We shouldn't change this behaviour how it works since years and is in my opinion correct. "Edit as New" is maybe not correctly named.

Then it should be renamed?

I tend to add the Shift key to remove all header data except From, To and Subject.

How will the difference in function be indicated?

I always thought the two options meant the following:
'Edit Draft Message' meant open the current draft to modify and resave original. So you only have one draft and anything you modify overwrites the original.
'Edit as New Message' meant keep the original as is but open the draft in current state as an additional copy which now means when I modifiy it and resave, a new version is saved and the original is still in tact. So I have two versions of a draft.

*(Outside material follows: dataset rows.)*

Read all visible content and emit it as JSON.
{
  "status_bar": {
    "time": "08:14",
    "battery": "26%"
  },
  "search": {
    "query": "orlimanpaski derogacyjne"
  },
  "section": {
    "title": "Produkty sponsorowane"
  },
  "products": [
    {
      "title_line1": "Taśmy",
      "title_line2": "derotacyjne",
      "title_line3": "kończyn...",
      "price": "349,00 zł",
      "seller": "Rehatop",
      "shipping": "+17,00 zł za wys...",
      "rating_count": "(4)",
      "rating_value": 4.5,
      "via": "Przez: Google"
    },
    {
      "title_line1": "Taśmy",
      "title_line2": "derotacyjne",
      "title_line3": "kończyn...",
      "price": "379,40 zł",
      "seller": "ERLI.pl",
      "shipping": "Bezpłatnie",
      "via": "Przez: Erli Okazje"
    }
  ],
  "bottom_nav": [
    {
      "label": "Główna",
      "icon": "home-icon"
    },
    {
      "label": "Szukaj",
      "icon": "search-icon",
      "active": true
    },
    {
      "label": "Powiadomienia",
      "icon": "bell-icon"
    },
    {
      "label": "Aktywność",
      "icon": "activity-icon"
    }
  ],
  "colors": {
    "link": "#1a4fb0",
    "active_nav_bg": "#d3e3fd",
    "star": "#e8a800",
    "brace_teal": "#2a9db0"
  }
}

After all it is an 'Edit' of current saved draft, so I would expect all data in original to be displayed for editing; it's just a choice of editing current draft or editing to create a second draft.

Maybe the wording could be 'Edit as new copy' ?

In comment 26 I suggested "New Message from Existing". That would create a new message, stripping all its history, incl. references.

Yes, as new means "as new", not copy of original. Maybe "New Clean Message from Existing"? Anyway, this has been an issue for 16 years, so i hope that this would finally be resolved

(In reply to Francesco from comment #31)

In comment 26 I suggested "New Message from Existing". That would create a new message, stripping all its history, incl. references.

Now that really is confusing and I fail to see the point of right clicking on a draft just to access '+new message'. Right clicks on anything show options on what can be done with the item. Create a completely new message is an entirely different action unrelated to an existing draft. If someone wants to create a new message then they would use '+New Message'. That option is available on the 'Folder Pane Header' and also on the 'Unified Toolbar'.

I use the current 'Edit as New Message' frequently when I want all the previous history data etc, so I can modify sections and then know a Save as Draft will auto create a new modified draft broadly similar to original. There is no other function available to simply do that. There are other ways to just compose a new message.

I do not want anything stripping, I want to 'edit as a new copy of draft'.
So I'm proposing nothing is altered except for the Text maybe : 'Edit as new draft'

If people are being lazy and want to use an unsent draft just so they can resuse the FROM etc and not the content, then they can save various emails with desired commonly used FROM and TO etc as templates. This is a function already provided. Even if a only the FROm and TO etc are just saved as a draft (instead of template) with no content, so it can be reused - you still want to keep all that is currently saved and still have the ability to 'Edit as a New Draft'.

Let me clarify: We need to functions to base a new message on an existing one:

  1. Editing a message as new with all its headers incl. references.
  2. Editing a message as new without "history".

For the second one I proposed "New Message from Existing" next to "Edit message as new" on the context menu. "New Message from Template" already exists on the context menu for templates, and "New Message from Existing" is about the same functionality as creating a new message from a template. But you can call it anything you like, for example" "Edit message as new without history" or "Edit message as new draft".

Your comments about "New Message" are OT here.

Can we please have this BUG resolved. 16 years is a long time for ignorance.

There are two options.

  1. Clear the headers when creating the new message, so we have a "NEW" message as the menu entry in thunderbird says: "Edit as new message"
  2. Change the menu entry to reflect what the process really does: "Create duplicate of message"

If Mozilla picks option 2, then create a possibility to create a message from the original message. This is a needed function for cases you need to send the same message as a new thread for a new recipient!